MADISON — As Gov. Tony Evers pitches a veritable liberal wish list of spending bills to confront the COVID-19 outbreak, Republican legislative leaders say they will stick to their conservative values even in a time of crisis.
Many of the proposals in the governor’s $700 billion-plus proposed spending bender include nonstarters for a lot of Republican lawmakers — from vastly expanded welfare programs to taxpayer-funded job and wage security for public employees, even as the economy screeches to a halt. More so, Evers seeks “sum sufficient” or blank check funding for a Department of Health Services that has had a hard time justifying the restrictive decisions it has made.
“I am a proud conservative. My ideology does not change whether there is a virus,” Assembly Speaker Robin Vos (R-Rochester) said this week. “It’s important for conservatives and voters across the state to know that we are going to stick to our principles.”
These are days of divided government in Wisconsin. The Republican-controlled Legislature will have to work with Democrat Evers to pass a relief package. Vos said it’s vitally important that negotiations don’t get bogged down in the unnecessary, to make sure Wisconsin leaders focus on what’s really needed to meet the demands of the crisis.
There appears to be broad consensus on suspending the one-week waiting period before applicants can claim unemployment benefits.
Vos said it also has become abundantly clear that many health care regulations aren’t necessary and only have proved to be a hinderance to treating the sick.
“I thought that as a conservative, but now we are really seeing that play out, that a lot of that was just bureaucracy without a real, definite health benefit,” the speaker said.
The majority has been criticized by the left for waiting until the state Legislative Fiscal Bureau analyzes the Coronavirus Aid, Relief, and Economic Security (CARES) act, the $2.2 trillion funding package signed by President Trump last weekend.

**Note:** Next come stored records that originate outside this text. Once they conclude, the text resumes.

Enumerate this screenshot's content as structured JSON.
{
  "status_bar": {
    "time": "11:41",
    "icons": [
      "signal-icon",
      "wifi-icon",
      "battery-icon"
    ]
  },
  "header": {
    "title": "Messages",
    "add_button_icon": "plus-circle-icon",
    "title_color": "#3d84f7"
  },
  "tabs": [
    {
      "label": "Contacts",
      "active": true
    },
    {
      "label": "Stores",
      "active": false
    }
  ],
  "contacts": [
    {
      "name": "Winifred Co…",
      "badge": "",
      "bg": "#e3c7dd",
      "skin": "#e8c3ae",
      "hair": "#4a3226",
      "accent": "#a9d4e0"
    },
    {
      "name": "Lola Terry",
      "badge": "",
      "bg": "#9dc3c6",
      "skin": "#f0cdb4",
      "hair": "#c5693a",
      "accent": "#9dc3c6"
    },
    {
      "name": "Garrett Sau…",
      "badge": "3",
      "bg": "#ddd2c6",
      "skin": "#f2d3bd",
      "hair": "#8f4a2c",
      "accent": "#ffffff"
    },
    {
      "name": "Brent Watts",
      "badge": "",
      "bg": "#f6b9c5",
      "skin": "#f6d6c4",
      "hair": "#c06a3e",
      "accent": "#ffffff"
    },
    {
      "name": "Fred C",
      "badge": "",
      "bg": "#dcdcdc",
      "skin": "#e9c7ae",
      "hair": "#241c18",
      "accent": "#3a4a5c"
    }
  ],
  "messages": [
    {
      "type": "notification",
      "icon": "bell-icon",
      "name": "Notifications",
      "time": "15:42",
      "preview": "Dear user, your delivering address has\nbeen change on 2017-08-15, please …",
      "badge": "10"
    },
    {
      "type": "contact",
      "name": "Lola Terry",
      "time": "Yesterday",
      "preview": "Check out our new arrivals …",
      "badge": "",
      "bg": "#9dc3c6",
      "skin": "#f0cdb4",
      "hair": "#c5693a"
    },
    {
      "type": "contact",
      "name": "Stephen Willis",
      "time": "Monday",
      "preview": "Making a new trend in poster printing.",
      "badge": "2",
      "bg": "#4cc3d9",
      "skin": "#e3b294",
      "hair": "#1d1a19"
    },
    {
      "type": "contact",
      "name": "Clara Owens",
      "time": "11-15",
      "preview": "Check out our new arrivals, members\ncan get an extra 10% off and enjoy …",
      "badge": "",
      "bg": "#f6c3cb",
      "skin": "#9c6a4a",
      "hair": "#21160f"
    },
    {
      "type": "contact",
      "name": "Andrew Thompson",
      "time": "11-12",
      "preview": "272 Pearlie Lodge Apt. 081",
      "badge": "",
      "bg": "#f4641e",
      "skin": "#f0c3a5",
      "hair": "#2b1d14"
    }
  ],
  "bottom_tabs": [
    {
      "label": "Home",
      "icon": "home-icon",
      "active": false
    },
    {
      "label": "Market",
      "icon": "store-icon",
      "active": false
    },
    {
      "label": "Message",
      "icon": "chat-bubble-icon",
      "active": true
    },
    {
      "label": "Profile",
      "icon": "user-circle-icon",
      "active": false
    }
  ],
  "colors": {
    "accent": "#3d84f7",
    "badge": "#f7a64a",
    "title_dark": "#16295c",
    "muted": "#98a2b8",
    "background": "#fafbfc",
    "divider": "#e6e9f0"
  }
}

Wisconsin state government stands to receive $1.9 billion, but precisely what the cash will cover remained unclear this week.
Senate Majority Leader Scott Fitzgerald (R-Juneau) says the Legislature’s patience and prudence will pay off for taxpayers.
“Thank God we waited to see what the federal package looked like, because if we would have started dishing out general purpose revenue early on, like we saw in some other states in sizeable chunks … suddenly that money is used up,” Fitzgerald said.
Wisconsin, boasting a $600 million surplus just weeks ago, is seeing its strong fiscal position erode as Evers’ emergency orders shut down a large swath of businesses and drastically curtail state revenue.
Income tax collections in February plummeted 26 percent, from $374.5 million in February 2019 to $276 million in the same month this year. That doesn’t begin to account for what could be a historic drop in tax revenue in March, when Evers’ “Safer at Home” order went into effect.
The number of Americans filing initial jobless claims soared to more than 6.6 million last week, smashing a record high for the second week in a row. The week before, more than 115,000 people applied for unemployment benefits in Wisconsin, 24,600 on Monday alone.
The Badger State is in a substantially better fiscal position than it was at the start of the last major downturn in 2008 and 2009, at the end of Democratic Gov. Jim Doyle’s two terms in office.
The state’s Unemployment Insurance Reserve fund stands at about $1.9 billion. An early 2011 audit found the same fund had declined from a high of $1.9 billion to $930 million in the red between 2000 and 2010. As the fund was depleted during the Doyle years, the state was forced to borrow from the federal government to pay unemployment benefits. On May 31, 2011, the fund owed the federal government more than $1.3 billion.
By the time Republican Gov. Scott Walker and the GOP-led Legislature took office in January 2011, the state faced a $3.6 billion budget hole, substantial job loss and painful uncertainty. Tax-cutting and regulatory reform measures over the eight years Walker was in office led to a return to fiscal and economic good health in Wisconsin.
But the lawmakers who were there learned some valuable lessons from the federal stimulus package that was supposed to bring the states out of recession.
“This is something we experienced the last time we had a big slew of federal dollars for shovel-ready projects,” Fitzgerald said. “Suddenly, it was like, ‘Where are the projects and where’s the federal money?’ and we found ourselves hamstrung.”
“I’m glad we waited and pumped the brakes on the whole thing (a coronavirus relief package), and I’m super glad we’re in a position right now where we can make some really good decisions about where we’re going to go with this legislation,” the majority leader added.